Drone interference

A drone held up this medical helicopter Wednesday in Limestone County as the pilot and crew were preparing to take a critically injured dog-bite victim to Vanderbilt Hospital.

A medical helicopter preparing to fly a critically injured dog-bite victim to Vanderbilt Hospital on Tuesday nearly had to halt operations when someone flew a radio-controlled drone into the rescue helicopter's landing zone, officials said Wednesday.

Rescue personnel with East Limestone Volunteer Fire Department, a Limestone County sheriff's deputy and Limestone County Animal Control Officer Mike Clem responded to 4:59 p.m. call to a home in the 18000 block of Ed Ray Road. There, a 2-year-old boy had reportedly been bitten in the face by the family's large dog, said Deputy Stephen Young, public information officer for the sheriff's office.

The rescue helicopter set to take the child to Vanderbilt for treatment had to wait for a drone in the area to get out of the way before it could take off, Young said.
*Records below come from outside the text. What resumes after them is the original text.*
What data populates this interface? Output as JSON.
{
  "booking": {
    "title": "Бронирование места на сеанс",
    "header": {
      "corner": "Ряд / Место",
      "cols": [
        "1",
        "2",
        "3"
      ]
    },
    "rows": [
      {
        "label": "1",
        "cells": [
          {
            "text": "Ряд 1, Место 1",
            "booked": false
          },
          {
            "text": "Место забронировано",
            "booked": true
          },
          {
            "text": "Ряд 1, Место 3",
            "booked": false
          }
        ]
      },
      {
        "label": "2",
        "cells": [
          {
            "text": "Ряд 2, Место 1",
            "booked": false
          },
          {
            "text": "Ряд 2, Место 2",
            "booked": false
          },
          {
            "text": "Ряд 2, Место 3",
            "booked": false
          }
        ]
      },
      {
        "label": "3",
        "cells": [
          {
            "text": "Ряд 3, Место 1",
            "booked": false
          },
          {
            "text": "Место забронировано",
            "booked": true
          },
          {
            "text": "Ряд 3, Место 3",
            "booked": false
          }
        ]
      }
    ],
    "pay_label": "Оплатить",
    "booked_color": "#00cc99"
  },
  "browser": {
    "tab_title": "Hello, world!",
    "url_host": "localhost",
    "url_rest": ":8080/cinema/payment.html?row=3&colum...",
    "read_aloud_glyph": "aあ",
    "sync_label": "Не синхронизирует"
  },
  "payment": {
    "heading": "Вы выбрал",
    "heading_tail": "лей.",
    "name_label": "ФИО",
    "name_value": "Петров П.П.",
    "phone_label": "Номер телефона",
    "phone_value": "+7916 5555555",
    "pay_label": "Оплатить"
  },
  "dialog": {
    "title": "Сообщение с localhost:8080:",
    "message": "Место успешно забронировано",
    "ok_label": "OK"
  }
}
Later that night on social media, East Limestone VFD said the helicopter nearly had to stop air operations due to "a knucklehead with a Mavic drone."

Young said the helicopter had to stay on the ground until the drone was gone.

"We're still trying to find out who was flying the drone," Young said.

If located or identified, the drone pilot could be charged under Federal Aviation Administration rule 107, Young said.

"Flying a drone near a manned aircraft is extremely dangerous and is a violation of federal law," he said. "Manned aircraft could be crippled by striking a drone in the air, causing a crash that could injure or kill pilots, passengers and people on the ground."

Young added, "People who fly a drone into an area where an EMS helicopter is trying to get a critical patient to the hospital can cost them precious moments in their effort to save a life."

In social media posts, East Limestone VFD described the boy as "critically injured" but did not name him. His condition was not available Wednesday evening, but Young said he was still at Vanderbilt.

The dog will likely be isolated until a determination is made on its health, Young said.